In news that is becoming alarmingly more frequent hackers have been raiding the online user accounts of the world’s biggest music store, iTunes, potential compromising users personal and financial details and spending up large on purchases.

According to The Global Mail, hackers have been breaking into the accounts of hundreds of iTunes users to steal their store credit and gift cards. Reports have started springing up on forums and blogs around the world over the last few days with users claiming their store credit and PayPal accounts have been fraudulently used by others.

Apple, who operate the iTunes store, are unsurprisingly remaining silent on the issue but are no doubt in crisis mode to try and avoid the potential PR disaster. Last year rival Sony was caught with their pants down when hackers compromised around 77 million accounts on their Playstation Network service.

The damage done to Sony’s brand has been so severe they have taken the extraordinary step of rebranding the service to try and distance themselves from the hacking incident. But given iTunes has over 200 million active user accounts and generated $5.4billion in net sales for Apple any damage to the iTunes brand could have wider implications for the high-profile technology giant.

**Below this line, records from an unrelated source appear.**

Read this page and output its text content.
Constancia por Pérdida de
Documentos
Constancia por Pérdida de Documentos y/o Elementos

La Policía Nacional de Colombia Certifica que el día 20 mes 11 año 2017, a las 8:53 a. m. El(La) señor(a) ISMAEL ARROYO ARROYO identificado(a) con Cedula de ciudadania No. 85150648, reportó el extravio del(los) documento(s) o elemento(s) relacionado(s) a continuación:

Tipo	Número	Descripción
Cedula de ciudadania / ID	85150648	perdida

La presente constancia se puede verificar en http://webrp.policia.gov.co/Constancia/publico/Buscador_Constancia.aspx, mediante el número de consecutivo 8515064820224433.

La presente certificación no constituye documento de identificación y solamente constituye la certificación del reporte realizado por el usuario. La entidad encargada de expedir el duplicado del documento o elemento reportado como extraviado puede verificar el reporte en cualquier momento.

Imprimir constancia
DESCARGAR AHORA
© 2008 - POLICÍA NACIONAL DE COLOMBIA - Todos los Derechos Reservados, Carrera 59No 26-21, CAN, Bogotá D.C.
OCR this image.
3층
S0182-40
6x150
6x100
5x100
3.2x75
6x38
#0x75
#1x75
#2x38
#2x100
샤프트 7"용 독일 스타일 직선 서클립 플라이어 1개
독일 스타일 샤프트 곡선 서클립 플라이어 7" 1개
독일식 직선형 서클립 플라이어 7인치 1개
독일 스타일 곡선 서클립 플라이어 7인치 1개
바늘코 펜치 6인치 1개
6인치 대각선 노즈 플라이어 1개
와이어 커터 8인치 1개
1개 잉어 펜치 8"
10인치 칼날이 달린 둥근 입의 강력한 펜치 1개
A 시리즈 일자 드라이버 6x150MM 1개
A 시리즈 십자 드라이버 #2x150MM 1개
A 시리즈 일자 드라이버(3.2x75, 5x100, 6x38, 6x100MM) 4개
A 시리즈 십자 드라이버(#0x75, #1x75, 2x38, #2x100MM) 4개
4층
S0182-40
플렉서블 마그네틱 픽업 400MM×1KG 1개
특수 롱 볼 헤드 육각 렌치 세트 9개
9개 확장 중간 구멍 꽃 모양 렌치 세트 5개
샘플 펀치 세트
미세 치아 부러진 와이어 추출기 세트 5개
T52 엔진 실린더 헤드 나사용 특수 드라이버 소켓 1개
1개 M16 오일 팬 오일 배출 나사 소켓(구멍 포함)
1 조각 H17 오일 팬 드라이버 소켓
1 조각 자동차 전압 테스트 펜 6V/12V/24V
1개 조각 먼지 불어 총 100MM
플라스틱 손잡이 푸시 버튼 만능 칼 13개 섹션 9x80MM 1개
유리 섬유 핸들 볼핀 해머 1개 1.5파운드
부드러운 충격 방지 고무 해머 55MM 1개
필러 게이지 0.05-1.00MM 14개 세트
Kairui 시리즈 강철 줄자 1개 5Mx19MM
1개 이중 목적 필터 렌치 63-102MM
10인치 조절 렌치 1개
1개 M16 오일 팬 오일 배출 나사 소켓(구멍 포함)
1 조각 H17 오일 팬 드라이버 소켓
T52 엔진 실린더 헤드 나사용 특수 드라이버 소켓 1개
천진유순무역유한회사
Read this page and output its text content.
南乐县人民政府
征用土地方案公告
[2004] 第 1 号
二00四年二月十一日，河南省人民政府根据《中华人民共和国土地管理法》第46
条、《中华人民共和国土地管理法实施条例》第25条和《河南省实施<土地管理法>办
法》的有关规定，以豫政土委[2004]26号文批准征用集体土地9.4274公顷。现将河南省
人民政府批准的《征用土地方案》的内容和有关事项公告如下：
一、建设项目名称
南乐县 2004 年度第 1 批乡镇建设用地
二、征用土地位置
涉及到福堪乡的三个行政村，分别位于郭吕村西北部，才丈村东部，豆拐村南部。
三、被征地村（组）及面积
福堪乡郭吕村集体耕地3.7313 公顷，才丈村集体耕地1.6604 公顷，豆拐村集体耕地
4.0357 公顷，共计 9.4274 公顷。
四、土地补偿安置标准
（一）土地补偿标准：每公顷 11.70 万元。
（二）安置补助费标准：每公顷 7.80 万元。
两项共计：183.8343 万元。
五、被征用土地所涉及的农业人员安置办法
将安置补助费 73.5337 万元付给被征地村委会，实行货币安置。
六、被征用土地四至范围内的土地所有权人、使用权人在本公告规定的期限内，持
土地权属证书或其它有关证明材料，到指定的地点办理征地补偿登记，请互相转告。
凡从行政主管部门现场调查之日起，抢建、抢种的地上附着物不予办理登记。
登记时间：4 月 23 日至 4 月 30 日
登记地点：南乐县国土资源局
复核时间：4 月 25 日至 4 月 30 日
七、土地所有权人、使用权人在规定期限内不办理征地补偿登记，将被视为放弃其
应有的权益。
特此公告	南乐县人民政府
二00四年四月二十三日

Despite remaining silent Apple has responded to customer’s complaints by refunding lost money and resetting compromised accounts. But the company is telling owners of the compromised accounts that their actions are a ‘one-time exception to our sales policy’, implying that the fraudulent access is somehow the users fault.

British user Fiona McKinlay, who spoke with The Global Mail, says that In-App Purchases she didn’t make wiped out virtually all of her £25 gift cards worth. “In December 2010 I loaded a £25 gift card, and a couple of days later ‘in app purchases’ that I didn’t make took my balance down to £1.02,” McKinlay explains.

“They were very helpful in that they disabled my account immediately, refunded my money, deauthorised all machines associated with my account and reactivated my account, but failed to acknowledge that there may be any sort of problem with their system.”

“Until one day I find something that says Apple have admitted there was a problem and have now resolved it,” she continued. “I’m going to assume the problem is still there and they’re still just trying to pretend it’s not. They used the phrase ‘Please note that this is a one-time exception to our sales policy.’ That says to me, ‘Well, we sort of think this is your fault and are just being nice,’ ” she says.

Owners of compromised accounts are concerned that Apple is trying to sweep the issue under the rug by claiming each attack is isolated and some believe there may in fact be a much larger problem than Apple will own up to. Other users are concerned about their personal data after it was discovered things like addresses were changed in their accounts by the hackers.

Ty Miller, chief technology officer at Sydney-based IT security firm Pure Hacking, says Apple appears to have chosen to reimburse hacked accounts rather than fix the problem.

“I would have expected Apple to take some sort of action by now,” Miller says. “[That they haven’t] can indicate one of two things: Either Apple has accepted the risk of the fraudulent transactions and they’re happy to reimburse the money because it may cost a lot more to fix then they’re actually losing.

“[Or] there is an inherent flaw in the way they have created the gift card numbers and it would take a serious overhaul of their systems to change how that actually works,” Miller says.

“There’s free software out there that lets you generate iTunes gift card numbers and you can actually use them in the iTunes store and buy stuff,” he continued. “So it may not be that the actual accounts are being hacked, it can just be the gift card numbers being used.”

When contacted Apple declined to comment directly on the allegations but a spokesperson did send out a blanket statement saying “Apple takes precautions to safeguard your personal information against loss, theft and misuse, as well as against unauthorised access, disclosure, alteration and destruction. Apple online services such as the Apple Online Store and iTunes Store use Secure Sockets Layer encryption on all web pages where personal information is collected.”

Apple also advised customers who had experienced hacking or believe their account vulnerable to change their password.